Here's Who Inherited Liberace's Money After He Died

American pianist Liberace, known for his gaudy stage outfits as much as his piano playing, died on February 4, 1987. The larger-than-life performer was 67 at the time of his death, caused by complications from AIDS. Per UPI, Liberace made his final will on January 22, 1987, less than one month before his death. He was said to have been worth $115 million, though the true extent of Liberace's assets is difficult to discern due to his flamboyant personality and tendency to exaggerate. Per the Los Angeles Times, the bulk of Liberace's estate went to the Liberace Foundation for the Creative and Performing Arts, which was founded in 1976.

He also left his sister, his dogs, his manager, his companion, and his maid various sums of money and items. However, an ugly legal battle began when Ina Liberace, Lester Liberace, Harry Liberace, and Rudolph Liberace Jr., all children of his brother Rudy who had passed 20 years prior, were left out of the will. Intriguingly, per the Los Angeles Times, their mother Isabel was gifted one of the entertainer's homes located in North Hollywood.

Liberace's niece and nephews fought back against not being included

On March 20, 1987, Liberace's three nephews and his niece appeared in a Las Vegas court to protest being left out of their uncle's will. Despite Ina saying she and her brothers were "very close to Uncle Lee" (via UPI), this doesn't seem to have been the case. Via the Los Angeles Times, George Rudiak, the representative lawyer for the Liberace estate, stated, "I understand they embarrassed him at his mother's funeral in 1980. I think he wrote them off at that time."

Additionally, per the above UPI article, attorney Richard Oshin, a specialist in probate and estate planning who was hired in January 1987 specifically to work on Liberace's final will, shut down claims that Liberace perhaps wasn't in the right headspace when signing the will. "Prior to the final will there was a 1982 will and several codicils, all of the previous documents left out the children," he stated.
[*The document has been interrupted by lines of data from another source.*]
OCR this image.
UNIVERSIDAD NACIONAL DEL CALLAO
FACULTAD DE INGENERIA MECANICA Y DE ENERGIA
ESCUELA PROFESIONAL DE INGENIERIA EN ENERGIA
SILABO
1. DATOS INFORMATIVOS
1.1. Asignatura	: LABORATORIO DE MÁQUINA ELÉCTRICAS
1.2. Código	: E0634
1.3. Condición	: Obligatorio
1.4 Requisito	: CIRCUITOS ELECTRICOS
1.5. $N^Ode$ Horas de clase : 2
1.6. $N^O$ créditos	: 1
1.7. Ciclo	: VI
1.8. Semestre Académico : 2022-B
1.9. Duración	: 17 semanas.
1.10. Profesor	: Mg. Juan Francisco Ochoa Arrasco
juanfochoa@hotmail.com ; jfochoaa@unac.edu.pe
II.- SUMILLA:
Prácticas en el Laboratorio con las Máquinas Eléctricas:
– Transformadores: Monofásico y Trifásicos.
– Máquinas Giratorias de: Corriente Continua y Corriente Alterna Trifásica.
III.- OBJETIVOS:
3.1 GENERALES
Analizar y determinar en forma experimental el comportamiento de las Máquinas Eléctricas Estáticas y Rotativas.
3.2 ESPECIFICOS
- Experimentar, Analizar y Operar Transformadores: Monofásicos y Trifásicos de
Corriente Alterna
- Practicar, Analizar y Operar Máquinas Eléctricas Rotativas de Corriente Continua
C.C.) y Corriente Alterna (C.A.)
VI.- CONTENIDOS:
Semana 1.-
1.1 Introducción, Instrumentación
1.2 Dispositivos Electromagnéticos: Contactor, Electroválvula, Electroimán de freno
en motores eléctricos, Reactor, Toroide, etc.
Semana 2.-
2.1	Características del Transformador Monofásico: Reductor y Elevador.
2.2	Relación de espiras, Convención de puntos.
Ultimately, the case was dismissed, with the judge having no sympathy for Liberace's niece and nephews at all.

The piano player left large sums of money to friends and family

Another legal battle, in which a lot of Liberace's secrets were laid bare, took place in 1988. As reported by the Los Angeles Times, the petition was to remove Joel Strote as the trustee of Liberace's estate. It was brought forward by Liberace's sister, his companion Cary James, his maid, his personal manager, and his cook, who all testified that Strote had stripped them of what Liberace had wanted to give them. Their petition failed, though, as mentioned, Liberace did leave some money and gifts to some of the above plaintiffs.

Alongside giving his North Hollywood house to his sister-in-law, Liberace generously left his sister a sum of more than $500,000 (the exact sum is not known). In addition to his sister, he gifted his manager $60,000, his maid $5,000, and his cook a car as well as a house. The entertainer also gave his dogs, whom he was famously close to, $50,000. Finally, Liberace left James two automobiles as well as $250,000. James was considered to be Liberace's partner, although this information was never confirmed.